My preference was to work with an organisation related to public health, but I was more focused on and valued more greatly finding an organisation with an ethical development strategy. With the prevalence of corrupt volunteerism in Cambodia and the developing world, I was uncertain of how to find an organisation that was helping and not hurting the community. Because I was new to Cambodia and was not a seasoned expat aware of many credible organisations, I began doing research on ethical volunteerism in Cambodia.
In my research, I came across an article written by Daniela Papi-Thornton, an advocate for ethical volunteerism in Cambodia and founder of PEPY Tours, an organisation that leads educational tours in developing countries. Thornton’s article resonated with me, so I contacted her and asked for recommendations of credible organisations in Phnom Penh. That is when she referred me to OIC Cambodia.

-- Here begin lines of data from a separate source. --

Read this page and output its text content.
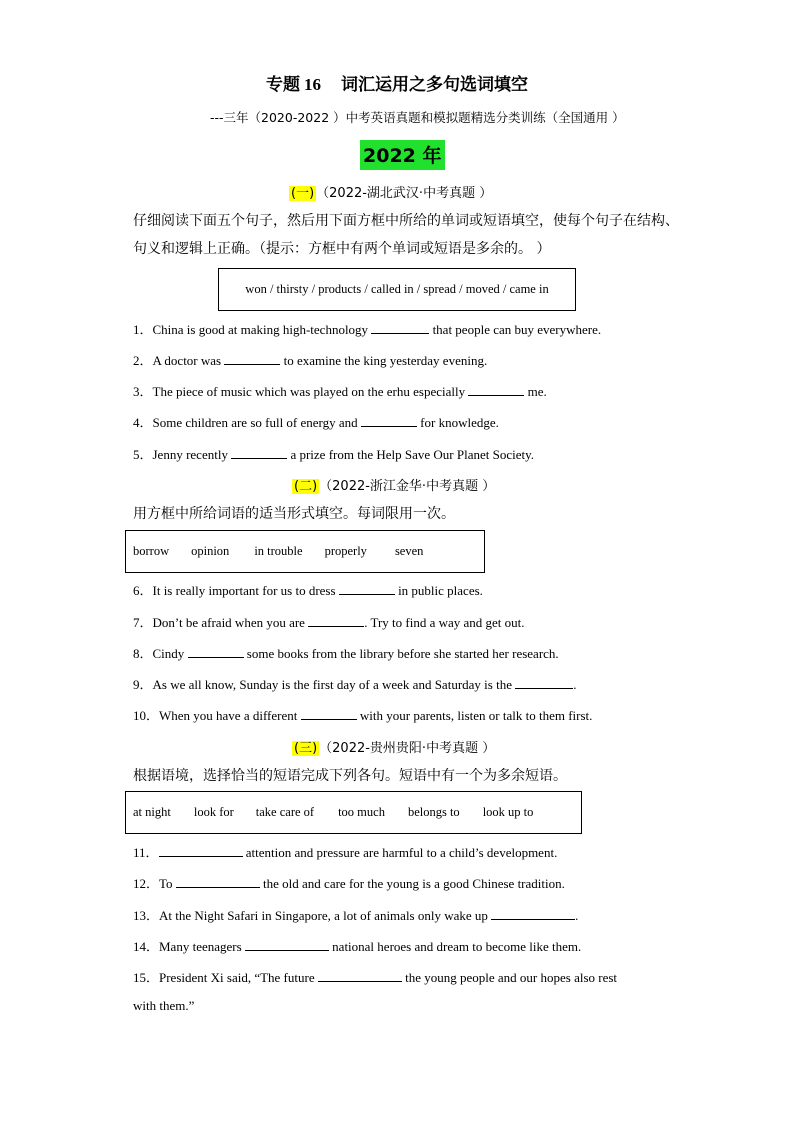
专题 16 词汇运用之多句选词填空
---三年（2020-2022 ）中考英语真题和模拟题精选分类训练（全国通用 ）
2022 年
(一) （2022-湖北武汉·中考真题 ）
仔细阅读下面五个句子，然后用下面方框中所给的单词或短语填空，使每个句子在结构、
句义和逻辑上正确。（提示：方框中有两个单词或短语是多余的。 ）
won / thirsty / products / called in / spread / moved / came in
1．China is good at making high-technology	that people can buy everywhere.
2．A doctor was	to examine the king yesterday evening.
3．The piece of music which was played on the erhu especially	me.
4．Some children are so full of energy and	for knowledge.
5．Jenny recently	a prize from the Help Save Our Planet Society.
(二) （2022-浙江金华·中考真题 ）
用方框中所给词语的适当形式填空。每词限用一次。
borrow opinion in trouble properly seven
6．It is really important for us to dress	in public places.
7．Don’t be afraid when you are	. Try to find a way and get out.
8．Cindy	some books from the library before she started her research.
9．As we all know, Sunday is the first day of a week and Saturday is the	.
10．When you have a different	with your parents, listen or talk to them first.
(三) （2022-贵州贵阳·中考真题 ）
根据语境，选择恰当的短语完成下列各句。短语中有一个为多余短语。
at night look for take care of too much belongs to look up to
11．	attention and pressure are harmful to a child’s development.
12．To	the old and care for the young is a good Chinese tradition.
13．At the Night Safari in Singapore, a lot of animals only wake up	.
14．Many teenagers	national heroes and dream to become like them.
15．President Xi said, “The future	the young people and our hopes also rest
with them.”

I was intrigued by OIC right away because of their link to public health and focus on both communication and swallowing disabilities. I discovered there are many different types of people who need speech therapy. Some suffer from road accidents that often inhibit their speech and affect their swallowing ability. Others are born with cerebral palsy that can make speech challenging. OIC showed me that communication and swallowing disabilities are real public health and health safety issues.

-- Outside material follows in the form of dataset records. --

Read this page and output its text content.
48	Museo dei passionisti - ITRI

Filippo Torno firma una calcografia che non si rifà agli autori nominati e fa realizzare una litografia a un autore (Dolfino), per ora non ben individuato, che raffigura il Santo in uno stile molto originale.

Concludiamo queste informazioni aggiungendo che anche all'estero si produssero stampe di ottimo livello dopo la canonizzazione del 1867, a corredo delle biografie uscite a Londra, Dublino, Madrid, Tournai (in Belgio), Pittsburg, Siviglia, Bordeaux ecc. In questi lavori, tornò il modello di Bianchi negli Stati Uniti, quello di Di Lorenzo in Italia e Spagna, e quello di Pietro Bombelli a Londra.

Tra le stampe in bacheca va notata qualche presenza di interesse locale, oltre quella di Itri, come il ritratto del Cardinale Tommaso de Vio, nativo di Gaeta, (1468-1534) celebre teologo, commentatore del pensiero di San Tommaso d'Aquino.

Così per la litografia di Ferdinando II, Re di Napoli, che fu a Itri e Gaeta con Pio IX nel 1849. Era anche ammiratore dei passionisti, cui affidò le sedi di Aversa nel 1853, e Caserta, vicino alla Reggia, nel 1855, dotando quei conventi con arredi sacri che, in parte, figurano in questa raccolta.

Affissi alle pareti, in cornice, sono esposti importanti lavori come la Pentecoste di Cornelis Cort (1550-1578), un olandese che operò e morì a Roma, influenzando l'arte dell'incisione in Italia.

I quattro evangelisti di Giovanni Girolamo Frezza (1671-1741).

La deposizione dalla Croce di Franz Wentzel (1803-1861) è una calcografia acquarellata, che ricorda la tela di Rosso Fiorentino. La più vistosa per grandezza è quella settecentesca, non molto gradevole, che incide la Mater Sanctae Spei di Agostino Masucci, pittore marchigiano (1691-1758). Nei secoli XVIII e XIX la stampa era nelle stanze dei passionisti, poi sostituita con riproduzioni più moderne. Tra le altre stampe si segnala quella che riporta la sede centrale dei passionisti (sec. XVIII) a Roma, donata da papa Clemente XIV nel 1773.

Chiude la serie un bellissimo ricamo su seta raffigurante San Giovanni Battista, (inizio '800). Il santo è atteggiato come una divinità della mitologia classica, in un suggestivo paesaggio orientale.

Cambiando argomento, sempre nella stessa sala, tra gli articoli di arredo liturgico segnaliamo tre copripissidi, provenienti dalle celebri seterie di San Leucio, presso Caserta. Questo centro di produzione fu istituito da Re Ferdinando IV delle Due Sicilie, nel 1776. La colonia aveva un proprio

I contacted Weh Yeoh and the OIC team to discuss internship opportunities. In our meeting, Weh shared with me more about OIC’s thoughtful development plan. From my own research and discussion with Weh, I learned about the obvious need for speech therapy in Cambodia. Because of the lack of speech therapists and lack of speech therapy training programs in Cambodia, OIC has been working to implement a self-sustaining, ethical speech therapy program that can eventually be run by Cambodians and not be dependent on foreign aid.
Weh and the OIC team were understanding of the time I was able to commit to OIC. They asked about my previous public relations experience and degree in English and listened to me when I explained the skills I could contribute and I wanted to develop. They used my skill set coupled with their communications need to develop an internship position for me.
As a member of the OIC communications team, I have conducted research for new marketing strategies, edited fundraising content and developed promotional content. OIC has been receptive to any questions I have had about projects along the way and has been appreciative of the work I have contributed. I am fortunate to work on a compassionate team where my professional development has been valued while I have contributed to the OIC mission.